February 11, 2016

REDCap application to be available on commercial market

A version of a Web application developed at Vanderbilt University that helps academic scientists around the globe collect and manage their research data will soon be available on the commercial market.

A version of a Web application developed at Vanderbilt University that helps academic scientists around the globe collect and manage their research data will soon be available on the commercial market.

REDCap, short for Research Electronic Data Capture, has been licensed to nPhase Inc., a cloud-based technology company that is developing a commercial version of the REDCap application, called REDCap Cloud (www.redcapcloud.com), for research universities and companies conducting or participating in clinical trials.

The current non-commercial version of REDCap was created in 2004 by Paul Harris, Ph.D., director of the Vanderbilt Office of Research Informatics. It is licensed at no cost, but only to not-for-profit organizations.

As of last month, Vanderbilt had licensed REDCap to nearly 2,000 institutions in 96 countries, where it is being used by more than 300,000 researchers in more than 217,000 different projects.

“We are delighted to have the opportunity to work with nPhase to build a robust, hosted REDCap solution for industry partners and academic research institutions conducting formal clinical trials,” said Harris, professor of Biomedical Informatics and Biomedical Engineering.

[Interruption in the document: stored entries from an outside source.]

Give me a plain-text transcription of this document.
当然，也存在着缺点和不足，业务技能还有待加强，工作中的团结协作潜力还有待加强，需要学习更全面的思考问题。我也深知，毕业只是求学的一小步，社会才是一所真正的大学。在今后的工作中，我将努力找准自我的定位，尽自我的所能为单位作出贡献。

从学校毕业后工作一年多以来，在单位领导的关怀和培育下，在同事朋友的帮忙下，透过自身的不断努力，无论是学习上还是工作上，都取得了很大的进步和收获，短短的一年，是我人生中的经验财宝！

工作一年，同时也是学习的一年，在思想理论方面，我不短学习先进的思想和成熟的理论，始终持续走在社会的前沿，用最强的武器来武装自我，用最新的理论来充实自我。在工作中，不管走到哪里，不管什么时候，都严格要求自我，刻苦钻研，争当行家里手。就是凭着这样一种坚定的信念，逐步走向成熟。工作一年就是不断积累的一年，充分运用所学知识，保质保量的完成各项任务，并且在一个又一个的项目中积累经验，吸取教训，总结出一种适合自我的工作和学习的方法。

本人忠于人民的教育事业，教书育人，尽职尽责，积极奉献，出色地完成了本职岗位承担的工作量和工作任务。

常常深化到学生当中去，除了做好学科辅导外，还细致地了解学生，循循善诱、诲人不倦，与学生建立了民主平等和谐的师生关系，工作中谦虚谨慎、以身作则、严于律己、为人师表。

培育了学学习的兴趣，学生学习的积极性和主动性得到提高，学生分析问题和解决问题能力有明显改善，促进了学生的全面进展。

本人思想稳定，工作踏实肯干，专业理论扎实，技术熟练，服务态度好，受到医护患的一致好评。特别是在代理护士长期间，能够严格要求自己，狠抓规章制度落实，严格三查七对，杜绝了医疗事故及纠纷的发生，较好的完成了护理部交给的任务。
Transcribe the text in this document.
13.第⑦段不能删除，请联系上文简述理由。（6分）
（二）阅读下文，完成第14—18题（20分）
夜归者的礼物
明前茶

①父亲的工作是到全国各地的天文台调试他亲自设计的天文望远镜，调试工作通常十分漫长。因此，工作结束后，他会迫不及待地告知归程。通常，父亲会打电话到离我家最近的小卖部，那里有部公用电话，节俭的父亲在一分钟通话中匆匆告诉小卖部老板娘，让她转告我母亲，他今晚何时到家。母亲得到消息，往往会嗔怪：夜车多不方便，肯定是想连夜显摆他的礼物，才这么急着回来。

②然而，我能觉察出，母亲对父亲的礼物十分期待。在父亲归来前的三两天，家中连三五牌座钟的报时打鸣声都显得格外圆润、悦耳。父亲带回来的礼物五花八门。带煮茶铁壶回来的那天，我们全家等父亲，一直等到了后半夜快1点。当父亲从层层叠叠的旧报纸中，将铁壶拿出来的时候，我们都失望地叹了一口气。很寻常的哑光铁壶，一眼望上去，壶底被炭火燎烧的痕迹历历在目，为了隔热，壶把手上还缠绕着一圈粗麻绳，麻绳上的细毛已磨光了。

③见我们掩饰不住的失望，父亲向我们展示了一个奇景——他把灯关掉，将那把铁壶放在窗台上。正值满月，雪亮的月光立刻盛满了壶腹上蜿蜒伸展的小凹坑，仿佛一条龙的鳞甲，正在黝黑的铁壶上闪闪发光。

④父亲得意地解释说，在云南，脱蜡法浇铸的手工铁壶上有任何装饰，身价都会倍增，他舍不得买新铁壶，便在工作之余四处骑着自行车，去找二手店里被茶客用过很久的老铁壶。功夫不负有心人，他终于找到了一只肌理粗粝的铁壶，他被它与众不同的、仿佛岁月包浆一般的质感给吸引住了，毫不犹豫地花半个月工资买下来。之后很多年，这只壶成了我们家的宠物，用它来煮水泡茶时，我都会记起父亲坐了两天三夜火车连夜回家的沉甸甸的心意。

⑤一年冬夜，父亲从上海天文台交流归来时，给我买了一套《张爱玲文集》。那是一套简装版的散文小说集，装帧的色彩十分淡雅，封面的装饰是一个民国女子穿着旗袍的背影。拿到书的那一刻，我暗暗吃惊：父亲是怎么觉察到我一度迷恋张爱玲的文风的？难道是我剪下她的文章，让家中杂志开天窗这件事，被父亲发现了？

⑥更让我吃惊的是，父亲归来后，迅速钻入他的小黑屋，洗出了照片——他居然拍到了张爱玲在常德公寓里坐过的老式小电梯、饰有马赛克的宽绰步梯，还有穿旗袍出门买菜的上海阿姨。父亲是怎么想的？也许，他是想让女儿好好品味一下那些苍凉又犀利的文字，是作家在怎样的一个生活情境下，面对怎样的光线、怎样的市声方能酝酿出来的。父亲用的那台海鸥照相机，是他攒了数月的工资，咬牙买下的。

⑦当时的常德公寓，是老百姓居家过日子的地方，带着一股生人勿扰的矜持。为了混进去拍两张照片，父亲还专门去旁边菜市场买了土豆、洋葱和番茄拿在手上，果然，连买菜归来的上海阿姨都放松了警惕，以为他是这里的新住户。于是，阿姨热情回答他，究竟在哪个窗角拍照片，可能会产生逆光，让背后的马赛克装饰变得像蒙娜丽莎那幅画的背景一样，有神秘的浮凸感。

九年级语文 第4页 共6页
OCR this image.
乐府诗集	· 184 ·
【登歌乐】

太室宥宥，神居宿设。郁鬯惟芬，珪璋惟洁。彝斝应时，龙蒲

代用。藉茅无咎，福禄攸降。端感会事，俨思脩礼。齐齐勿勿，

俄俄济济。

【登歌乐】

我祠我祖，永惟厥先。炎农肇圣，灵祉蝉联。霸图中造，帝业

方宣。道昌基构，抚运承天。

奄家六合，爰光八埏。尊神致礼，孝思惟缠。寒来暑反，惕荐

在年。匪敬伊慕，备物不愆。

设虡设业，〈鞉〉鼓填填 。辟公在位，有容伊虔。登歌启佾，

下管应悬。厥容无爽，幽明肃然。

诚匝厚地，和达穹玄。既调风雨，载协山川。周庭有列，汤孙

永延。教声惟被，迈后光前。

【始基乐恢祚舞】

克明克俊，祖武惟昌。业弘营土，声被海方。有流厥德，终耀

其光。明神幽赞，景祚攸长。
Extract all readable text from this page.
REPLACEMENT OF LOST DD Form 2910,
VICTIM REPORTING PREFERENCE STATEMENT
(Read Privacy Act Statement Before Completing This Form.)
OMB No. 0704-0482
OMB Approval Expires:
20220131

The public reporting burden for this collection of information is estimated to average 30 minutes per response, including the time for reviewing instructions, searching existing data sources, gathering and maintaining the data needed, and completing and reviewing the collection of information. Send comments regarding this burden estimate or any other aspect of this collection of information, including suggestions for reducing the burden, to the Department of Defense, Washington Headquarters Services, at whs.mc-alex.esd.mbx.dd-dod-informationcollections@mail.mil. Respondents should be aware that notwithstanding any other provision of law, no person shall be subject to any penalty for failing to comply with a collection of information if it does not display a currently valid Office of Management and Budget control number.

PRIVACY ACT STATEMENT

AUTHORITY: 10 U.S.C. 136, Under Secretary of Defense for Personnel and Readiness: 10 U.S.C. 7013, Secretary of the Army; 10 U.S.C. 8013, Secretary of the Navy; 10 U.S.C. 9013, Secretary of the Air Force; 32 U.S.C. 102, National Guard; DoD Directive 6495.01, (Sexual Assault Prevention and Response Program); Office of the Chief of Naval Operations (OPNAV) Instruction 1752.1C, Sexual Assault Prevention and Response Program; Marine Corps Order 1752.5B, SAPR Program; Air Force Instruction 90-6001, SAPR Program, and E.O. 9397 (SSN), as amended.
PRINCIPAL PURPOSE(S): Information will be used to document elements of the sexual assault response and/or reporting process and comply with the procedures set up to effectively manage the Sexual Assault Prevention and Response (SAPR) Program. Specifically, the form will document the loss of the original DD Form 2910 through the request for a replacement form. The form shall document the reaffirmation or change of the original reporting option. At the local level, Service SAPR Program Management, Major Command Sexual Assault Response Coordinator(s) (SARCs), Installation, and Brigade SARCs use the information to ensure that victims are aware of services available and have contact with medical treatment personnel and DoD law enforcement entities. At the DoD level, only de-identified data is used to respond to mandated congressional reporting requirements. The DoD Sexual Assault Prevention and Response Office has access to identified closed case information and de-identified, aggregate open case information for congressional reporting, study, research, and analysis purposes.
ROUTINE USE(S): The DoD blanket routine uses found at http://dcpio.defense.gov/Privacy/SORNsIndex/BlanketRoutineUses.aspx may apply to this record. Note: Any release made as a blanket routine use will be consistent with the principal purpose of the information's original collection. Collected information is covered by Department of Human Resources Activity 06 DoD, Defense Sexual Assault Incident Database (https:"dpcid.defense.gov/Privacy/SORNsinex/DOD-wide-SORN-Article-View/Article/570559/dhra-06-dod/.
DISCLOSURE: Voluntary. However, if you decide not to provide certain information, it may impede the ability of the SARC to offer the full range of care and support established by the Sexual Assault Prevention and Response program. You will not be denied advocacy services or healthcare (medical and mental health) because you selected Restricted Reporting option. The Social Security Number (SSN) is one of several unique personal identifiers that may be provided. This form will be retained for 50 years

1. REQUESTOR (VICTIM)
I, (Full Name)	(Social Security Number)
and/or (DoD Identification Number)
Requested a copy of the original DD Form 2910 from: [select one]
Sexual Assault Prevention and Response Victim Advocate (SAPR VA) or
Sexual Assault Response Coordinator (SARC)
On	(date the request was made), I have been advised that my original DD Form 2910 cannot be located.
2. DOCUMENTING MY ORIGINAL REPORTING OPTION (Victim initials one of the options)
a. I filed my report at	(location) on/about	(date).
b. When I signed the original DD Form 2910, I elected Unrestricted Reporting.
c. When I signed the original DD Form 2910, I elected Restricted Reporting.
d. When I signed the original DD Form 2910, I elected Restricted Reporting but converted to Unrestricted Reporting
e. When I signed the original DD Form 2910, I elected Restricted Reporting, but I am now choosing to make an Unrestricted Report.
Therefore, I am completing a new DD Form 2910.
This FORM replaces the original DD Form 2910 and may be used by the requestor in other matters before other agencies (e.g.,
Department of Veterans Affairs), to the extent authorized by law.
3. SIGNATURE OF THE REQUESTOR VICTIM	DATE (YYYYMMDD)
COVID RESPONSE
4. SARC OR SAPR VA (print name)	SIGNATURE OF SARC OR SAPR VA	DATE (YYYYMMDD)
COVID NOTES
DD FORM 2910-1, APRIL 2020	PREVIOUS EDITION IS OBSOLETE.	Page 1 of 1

“REDCap is routinely used by academic institutions, non-profit organizations and government agencies around the world to support clinical and translational research,” he said. “We believe that nPhase’s hosted, commercial version of REDCap will provide great value in launching and operationalizing clinical trials.”

“We are very excited to partner with Dr. Harris and Vanderbilt University Medical Center to bring their ground-breaking clinical research technology to market as a cost-effective and widely accessible cloud-based solution,” said nPhase CEO Scott Climes.

“REDCap has been in continuous development and deployment for more than 10 years with feedback from a consortium of the world’s leading research organizations,” Climes said. “We look forward to working with the global research community to bring life science discoveries to market more quickly and efficiently with REDCap Cloud.”

REDCap Cloud is being developed with significant input from Vanderbilt and other prominent research institutions that use e-clinical solutions for regulated clinical trials.

It will be offered as a Software as a Service (SaaS) and will comply with 21 CFR Part 11 and the Federal Information and Security Management Act to support industry and government sponsored clinical research trials, Vanderbilt officials said.